Thursday, November 27th, 2008

Canal bridge Newton Harcourt
Leicestershire

The beautiful rural canal network which meanders through Leicestershire first gave author Ben Beazley the initial idea for his novel CROOKED MILE due to be published in early summer 2009 by Picnic Publishing. Set in the late 1880’s, it is a murder mystery based in the town of Kelsford situated mid-way between Leicester, Derby, and Sheffield. (No, don’t reach for your atlas, you won’t find it.) When a unit of the Fenian ‘Irish Republican Brotherhood’, under the leadership of Connor Devlin, choose to steal the payroll of the Shires Canal Company on a rainy December night in 1887, they set in motion a series of events which no one could at the time have foreseen. Investigating the robbery and murders that follow, takes detective Tom Norton of the Kelsford Police and the woman with whom he becomes inextricably linked, the seductive Ruth Samuels, into a dangerous web of intrigue and deceit.
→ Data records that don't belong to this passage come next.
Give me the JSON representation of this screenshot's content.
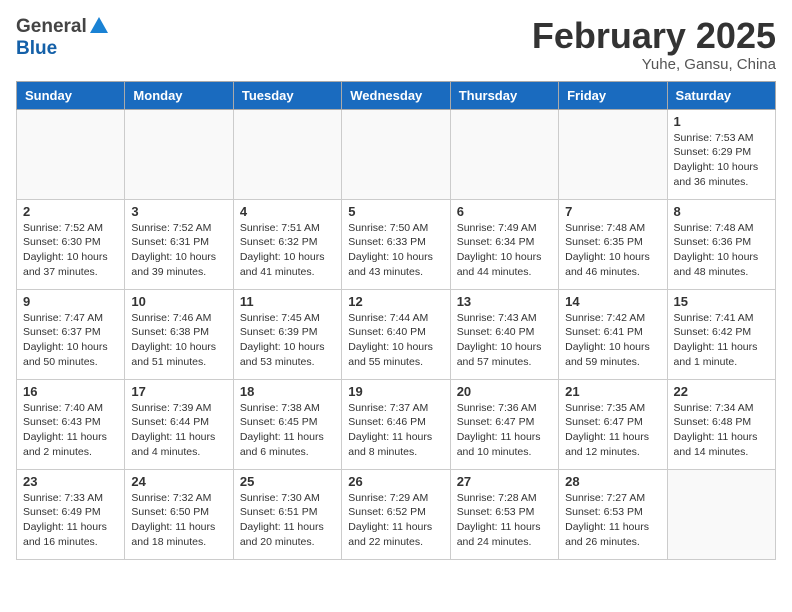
{
  "header": {
    "logo_general": "General",
    "logo_blue": "Blue",
    "title": "February 2025",
    "location": "Yuhe, Gansu, China"
  },
  "days_of_week": [
    "Sunday",
    "Monday",
    "Tuesday",
    "Wednesday",
    "Thursday",
    "Friday",
    "Saturday"
  ],
  "weeks": [
    [
      {
        "day": "",
        "info": ""
      },
      {
        "day": "",
        "info": ""
      },
      {
        "day": "",
        "info": ""
      },
      {
        "day": "",
        "info": ""
      },
      {
        "day": "",
        "info": ""
      },
      {
        "day": "",
        "info": ""
      },
      {
        "day": "1",
        "info": "Sunrise: 7:53 AM\nSunset: 6:29 PM\nDaylight: 10 hours and 36 minutes."
      }
    ],
    [
      {
        "day": "2",
        "info": "Sunrise: 7:52 AM\nSunset: 6:30 PM\nDaylight: 10 hours and 37 minutes."
      },
      {
        "day": "3",
        "info": "Sunrise: 7:52 AM\nSunset: 6:31 PM\nDaylight: 10 hours and 39 minutes."
      },
      {
        "day": "4",
        "info": "Sunrise: 7:51 AM\nSunset: 6:32 PM\nDaylight: 10 hours and 41 minutes."
      },
      {
        "day": "5",
        "info": "Sunrise: 7:50 AM\nSunset: 6:33 PM\nDaylight: 10 hours and 43 minutes."
      },
      {
        "day": "6",
        "info": "Sunrise: 7:49 AM\nSunset: 6:34 PM\nDaylight: 10 hours and 44 minutes."
      },
      {
        "day": "7",
        "info": "Sunrise: 7:48 AM\nSunset: 6:35 PM\nDaylight: 10 hours and 46 minutes."
      },
      {
        "day": "8",
        "info": "Sunrise: 7:48 AM\nSunset: 6:36 PM\nDaylight: 10 hours and 48 minutes."
      }
    ],
    [
      {
        "day": "9",
        "info": "Sunrise: 7:47 AM\nSunset: 6:37 PM\nDaylight: 10 hours and 50 minutes."
      },
      {
        "day": "10",
        "info": "Sunrise: 7:46 AM\nSunset: 6:38 PM\nDaylight: 10 hours and 51 minutes."
      },
      {
        "day": "11",
        "info": "Sunrise: 7:45 AM\nSunset: 6:39 PM\nDaylight: 10 hours and 53 minutes."
      },
      {
        "day": "12",
        "info": "Sunrise: 7:44 AM\nSunset: 6:40 PM\nDaylight: 10 hours and 55 minutes."
      },
      {
        "day": "13",
        "info": "Sunrise: 7:43 AM\nSunset: 6:40 PM\nDaylight: 10 hours and 57 minutes."
      },
      {
        "day": "14",
        "info": "Sunrise: 7:42 AM\nSunset: 6:41 PM\nDaylight: 10 hours and 59 minutes."
      },
      {
        "day": "15",
        "info": "Sunrise: 7:41 AM\nSunset: 6:42 PM\nDaylight: 11 hours and 1 minute."
      }
    ],
    [
      {
        "day": "16",
        "info": "Sunrise: 7:40 AM\nSunset: 6:43 PM\nDaylight: 11 hours and 2 minutes."
      },
      {
        "day": "17",
        "info": "Sunrise: 7:39 AM\nSunset: 6:44 PM\nDaylight: 11 hours and 4 minutes."
      },
      {
        "day": "18",
        "info": "Sunrise: 7:38 AM\nSunset: 6:45 PM\nDaylight: 11 hours and 6 minutes."
      },
      {
        "day": "19",
        "info": "Sunrise: 7:37 AM\nSunset: 6:46 PM\nDaylight: 11 hours and 8 minutes."
      },
      {
        "day": "20",
        "info": "Sunrise: 7:36 AM\nSunset: 6:47 PM\nDaylight: 11 hours and 10 minutes."
      },
      {
        "day": "21",
        "info": "Sunrise: 7:35 AM\nSunset: 6:47 PM\nDaylight: 11 hours and 12 minutes."
      },
      {
        "day": "22",
        "info": "Sunrise: 7:34 AM\nSunset: 6:48 PM\nDaylight: 11 hours and 14 minutes."
      }
    ],
    [
      {
        "day": "23",
        "info": "Sunrise: 7:33 AM\nSunset: 6:49 PM\nDaylight: 11 hours and 16 minutes."
      },
      {
        "day": "24",
        "info": "Sunrise: 7:32 AM\nSunset: 6:50 PM\nDaylight: 11 hours and 18 minutes."
      },
      {
        "day": "25",
        "info": "Sunrise: 7:30 AM\nSunset: 6:51 PM\nDaylight: 11 hours and 20 minutes."
      },
      {
        "day": "26",
        "info": "Sunrise: 7:29 AM\nSunset: 6:52 PM\nDaylight: 11 hours and 22 minutes."
      },
      {
        "day": "27",
        "info": "Sunrise: 7:28 AM\nSunset: 6:53 PM\nDaylight: 11 hours and 24 minutes."
      },
      {
        "day": "28",
        "info": "Sunrise: 7:27 AM\nSunset: 6:53 PM\nDaylight: 11 hours and 26 minutes."
      },
      {
        "day": "",
        "info": ""
      }
    ]
  ]
}
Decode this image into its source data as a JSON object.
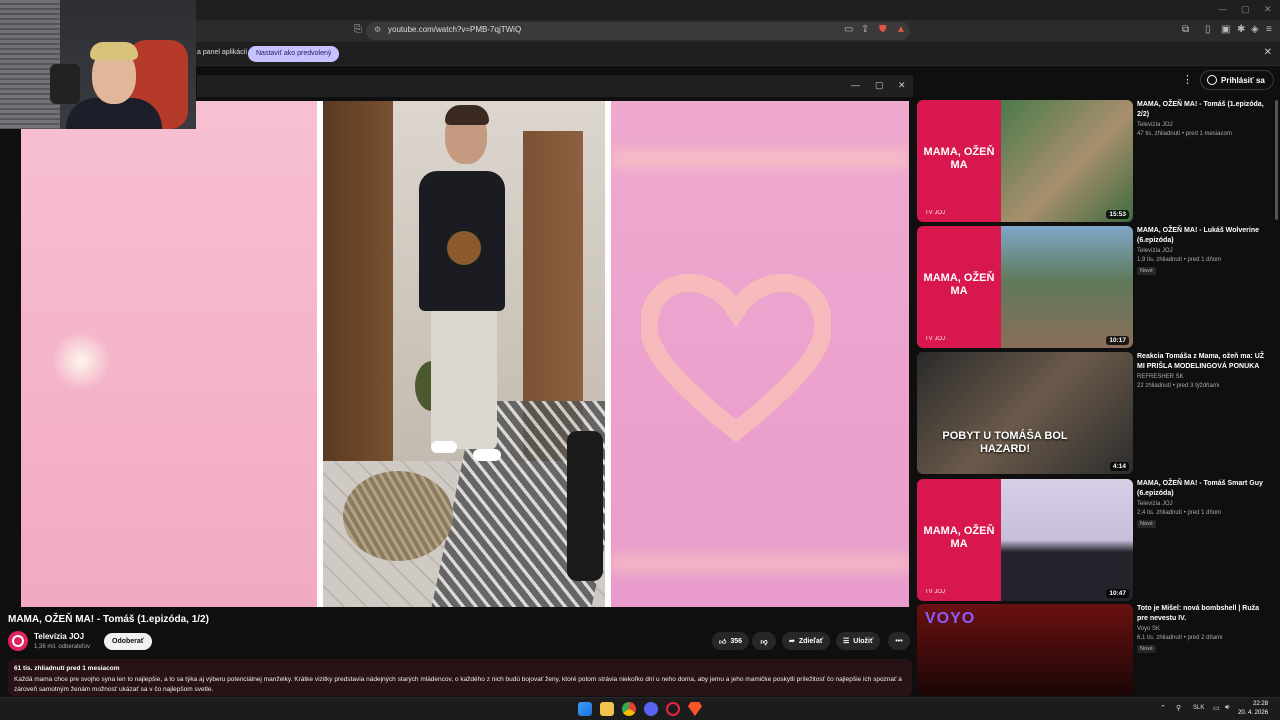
{
  "browser": {
    "url": "youtube.com/watch?v=PMB-7qjTWiQ",
    "infobar_text": "a panel aplikácií",
    "infobar_button": "Nastaviť ako predvolený"
  },
  "youtube": {
    "signin_label": "Prihlásiť sa"
  },
  "video": {
    "title": "MAMA, OŽEŇ MA! - Tomáš (1.epizóda, 1/2)",
    "channel": "Televízia JOJ",
    "subscribers": "1,36 mil. odberateľov",
    "subscribe_label": "Odoberať",
    "likes": "356",
    "share_label": "Zdieľať",
    "save_label": "Uložiť",
    "desc_meta": "61 tis. zhliadnutí  pred 1 mesiacom",
    "desc_body": "Každá mama chce pre svojho syna len to najlepšie, a to sa týka aj výberu potenciálnej manželky. Krátke vizitky predstavia nádejných starých mládencov, o každého z nich budú bojovať ženy, ktoré potom strávia niekoľko dní u neho doma, aby jemu a jeho mamičke poskytli príležitosť čo najlepšie ich spoznať a zároveň samotným ženám možnosť ukázať sa v čo najlepšom svetle."
  },
  "recommendations": [
    {
      "title": "MAMA, OŽEŇ MA! - Tomáš (1.epizóda, 2/2)",
      "channel": "Televízia JOJ",
      "meta": "47 tis. zhliadnutí • pred 1 mesiacom",
      "duration": "15:53",
      "badge": "",
      "thumb_text": "MAMA, OŽEŇ MA",
      "thumb_logo": "TV JOJ"
    },
    {
      "title": "MAMA, OŽEŇ MA! - Lukáš Wolverine (6.epizóda)",
      "channel": "Televízia JOJ",
      "meta": "1,9 tis. zhliadnutí • pred 1 dňom",
      "duration": "10:17",
      "badge": "Nové",
      "thumb_text": "MAMA, OŽEŇ MA",
      "thumb_logo": "TV JOJ"
    },
    {
      "title": "Reakcia Tomáša z Mama, ožeň ma: UŽ MI PRIŠLA MODELINGOVÁ PONUKA",
      "channel": "REFRESHER SK",
      "meta": "22 zhliadnutí • pred 3 týždňami",
      "duration": "4:14",
      "badge": "",
      "thumb_text": "POBYT U TOMÁŠA BOL HAZARD!",
      "thumb_logo": ""
    },
    {
      "title": "MAMA, OŽEŇ MA! - Tomáš Smart Guy (6.epizóda)",
      "channel": "Televízia JOJ",
      "meta": "2,4 tis. zhliadnutí • pred 1 dňom",
      "duration": "10:47",
      "badge": "Nové",
      "thumb_text": "MAMA, OŽEŇ MA",
      "thumb_logo": "TV JOJ"
    },
    {
      "title": "Toto je Mišel: nová bombshell | Ruža pre nevestu IV.",
      "channel": "Voyo SK",
      "meta": "6,1 tis. zhliadnutí • pred 2 dňami",
      "duration": "",
      "badge": "Nové",
      "thumb_text": "VOYO",
      "thumb_logo": ""
    }
  ],
  "taskbar": {
    "lang": "SLK",
    "time": "22:28",
    "date": "20. 4. 2026"
  },
  "colors": {
    "accent_pill": "#c6c2ff",
    "joj_red": "#d8174f",
    "desc_bg": "#271316"
  }
}
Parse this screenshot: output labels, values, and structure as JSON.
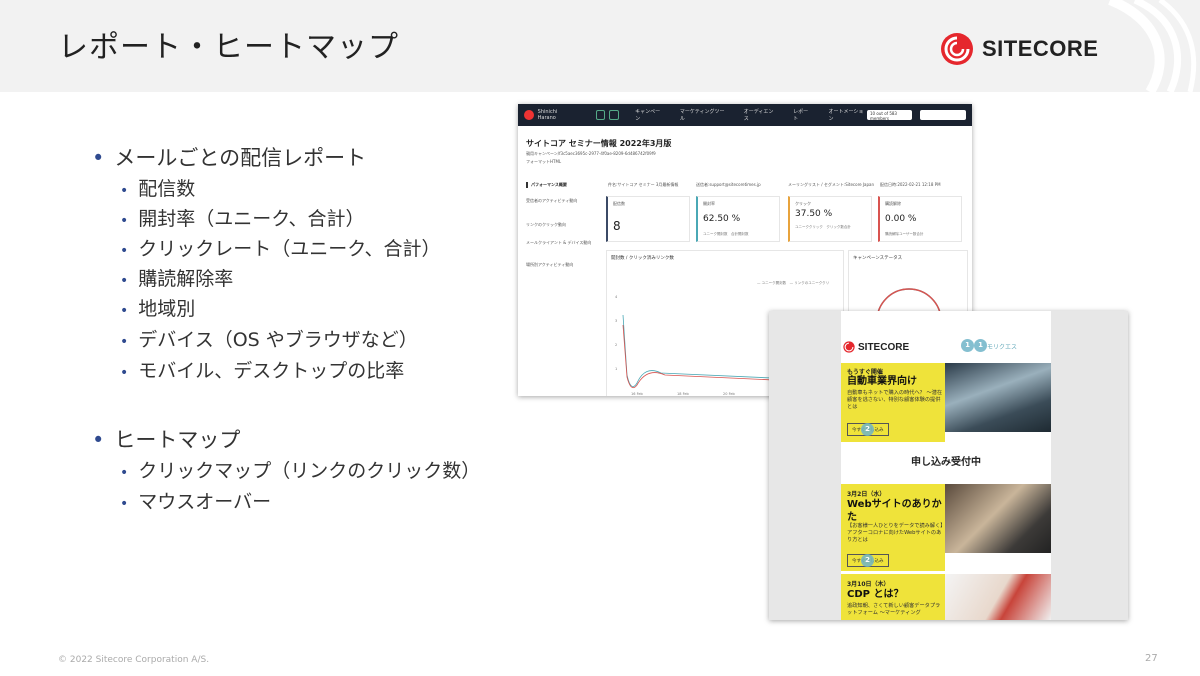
{
  "header": {
    "title": "レポート・ヒートマップ",
    "logo_text": "SITECORE"
  },
  "bullets": {
    "report": {
      "label": "メールごとの配信レポート",
      "items": [
        "配信数",
        "開封率（ユニーク、合計）",
        "クリックレート（ユニーク、合計）",
        "購読解除率",
        "地域別",
        "デバイス（OS やブラウザなど）",
        "モバイル、デスクトップの比率"
      ]
    },
    "heatmap": {
      "label": "ヒートマップ",
      "items": [
        "クリックマップ（リンクのクリック数）",
        "マウスオーバー"
      ]
    }
  },
  "dashboard": {
    "nav_user": "Shinichi Harano",
    "nav_items": [
      "キャンペーン",
      "マーケティングツール",
      "オーディエンス",
      "レポート",
      "オートメーション"
    ],
    "nav_select": "10 out of 583 members",
    "title": "サイトコア セミナー情報 2022年3月版",
    "subtitle": "親用キャンペーン/f3c5aec3695c-2977-4f0ae-8209-6d486742f09f9",
    "subtitle2": "フォーマットHTML",
    "meta": [
      "件名:サイトコア セミナー 3月最新情報",
      "送信者:support@sitecoretimes.jp",
      "メーリングリスト / セグメント:Sitecore Japan",
      "配信日時:2022-02-21 12:18 PM"
    ],
    "sidebar": [
      "パフォーマンス概要",
      "受信者のアクティビティ動向",
      "リンクのクリック動向",
      "メールクライアント & デバイス動向",
      "場所別アクティビティ動向"
    ],
    "kpis": [
      {
        "label": "配信数",
        "value": "8",
        "sub": "",
        "color": "#3b4a66"
      },
      {
        "label": "開封率",
        "value": "62.50 %",
        "sub": "ユニーク開封数　合計開封数",
        "color": "#4aa8b5"
      },
      {
        "label": "クリック",
        "value": "37.50 %",
        "sub": "ユニーククリック　クリック数合計",
        "color": "#e8a33c"
      },
      {
        "label": "購読解除",
        "value": "0.00 %",
        "sub": "購読解除ユーザー数合計",
        "color": "#d9534f"
      }
    ],
    "chart_panel": {
      "title": "開封数 / クリック済みリンク数",
      "legend": [
        "ユニーク開封数",
        "リンクのユニーククリ"
      ],
      "x_ticks": [
        "16 Feb",
        "18 Feb",
        "20 Feb",
        "22 Feb",
        "24 Feb"
      ],
      "y_ticks": [
        "4",
        "3",
        "2",
        "1",
        "0"
      ]
    },
    "status_panel": {
      "title": "キャンペーンステータス"
    }
  },
  "email": {
    "logo_text": "SITECORE",
    "top_text": "モリクエス",
    "block1": {
      "kicker": "もうすぐ開催",
      "title": "自動車業界向け",
      "desc": "自動車もネットで購入の時代へ？ ～潜在顧客を逃さない、特別な顧客体験の提供とは",
      "button": "今すぐ申し込み",
      "badge": "2"
    },
    "apply": "申し込み受付中",
    "block2": {
      "kicker": "3月2日（水）",
      "title": "Webサイトのありかた",
      "desc": "【お客様一人ひとりをデータで読み解く】アフターコロナに向けたWebサイトのあり方とは",
      "button": "今すぐ申し込み",
      "badge": "2"
    },
    "block3": {
      "kicker": "3月10日（木）",
      "title": "CDP とは？",
      "desc": "追政知朝、さくて新しい顧客データプラットフォーム ～マーケティング"
    },
    "top_badges": [
      "1",
      "1"
    ]
  },
  "footer": {
    "copyright": "© 2022 Sitecore Corporation A/S.",
    "page": "27"
  },
  "colors": {
    "bullet": "#2f4a8f",
    "sitecore_red": "#e5272d",
    "email_yellow": "#efe33a"
  }
}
Within a short space of time, Norton and Ruth find themselves deeply involved in the workings of a Jewish underground organisation ‘The Pipeline’ bringing refugees such as the psychopathic Eugene Leschenko to Europe from Tsarist Russia, and the illicit gun-running activities of the Fenians. The fast moving thriller takes the reader on a spell binding journey of mystery and suspense from the small Midlands town of Kelsford, across the icy Carpathian Mountains, back to the docklands of mid-summer New York, before returning through the sinister streets of Jack the Ripper’s Whitechapel to it’s gripping conclusion. Perfect for any picnic read!